Anyway, after backing up in triplicate, I booted from the DVD, used Utilities to format the hard disk and installed the OS. Everything went through very smoothly. So far the only program that doesn’t work is XMarks (a pretty big issue). There also is no longer a printer driver for my HP DeskJet 5650.
I’ve installed all but one of my main apps and am now recovering my data from my backups. Only 98GB to go…..
Jake is loving the Snow Leopard!
” couldn’t care less about the extra capacity” – you are lying, you are only saying that because you are a windows guy and windows keeps getting bloated and bigger with every update. Kudos though for being open minded, using or at least trying all OSes.

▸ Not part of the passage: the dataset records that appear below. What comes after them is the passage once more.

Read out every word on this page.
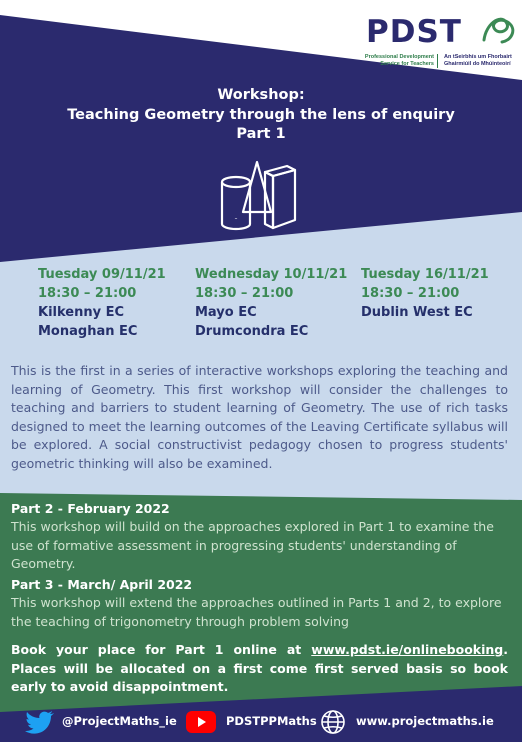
PDST
Professional Development Service for Teachers
An tSeirbhís um Fhorbairt Ghairmiúil do Mhúinteoirí
Workshop:
Teaching Geometry through the lens of enquiry
Part 1
Tuesday 09/11/21
18:30 – 21:00
Kilkenny EC
Monaghan EC
Wednesday 10/11/21
18:30 – 21:00
Mayo EC
Drumcondra EC
Tuesday 16/11/21
18:30 – 21:00
Dublin West EC
This is the first in a series of interactive workshops exploring the teaching and learning of Geometry. This first workshop will consider the challenges to teaching and barriers to student learning of Geometry. The use of rich tasks designed to meet the learning outcomes of the Leaving Certificate syllabus will be explored. A social constructivist pedagogy chosen to progress students' geometric thinking will also be examined.
Part 2 - February 2022
This workshop will build on the approaches explored in Part 1 to examine the use of formative assessment in progressing students' understanding of Geometry.
Part 3 - March/ April 2022
This workshop will extend the approaches outlined in Parts 1 and 2, to explore the teaching of trigonometry through problem solving
Book your place for Part 1 online at www.pdst.ie/onlinebooking. Places will be allocated on a first come first served basis so book early to avoid disappointment.
@ProjectMaths_ie	PDSTPPMaths	www.projectmaths.ie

Posting this from a Lenovo running XP.
uh… he’s using 1/5th of his HD space… so why would a little more space excite him?
or were you being ironic?
Mobile Me: obviously, you’re not a regular reader here, so I’ll let the way off base “you are lying” comment pass. ;)
If you *were* a regular reader, you’d know I’m generally OS-agnostic because I don’t install many apps — something I said in the post. I spend 98% of my days in a browser. Last summer I did an experiment — and blogged it here — trying to not use any apps other than a browser for 60 days. I’ve installed and used every edition of Windows, Mac OS X and various Linux distros. I’m a heavy user of cloud storage services as opposed to using local storage as well. That’s why I really don’t care about hard drive capacity — my purchase and use of the first ASUS Eee PC with 4GB of SSD memory ought to have proved that in 2007. And that’s the truth. :)
Kevin, your last post reminds me of that guy that recently had his eeepc set up for triple booting – yes he’s got linux, osx and win xp on the same eeepc. Now that truly is agnostic !
Could it be that he upgrade emptied the trash at the same time? That could explain the difference in storage. Maybe the Mac consider stuff in the trash as not used, but not free either? It might explain the diff in total capacity.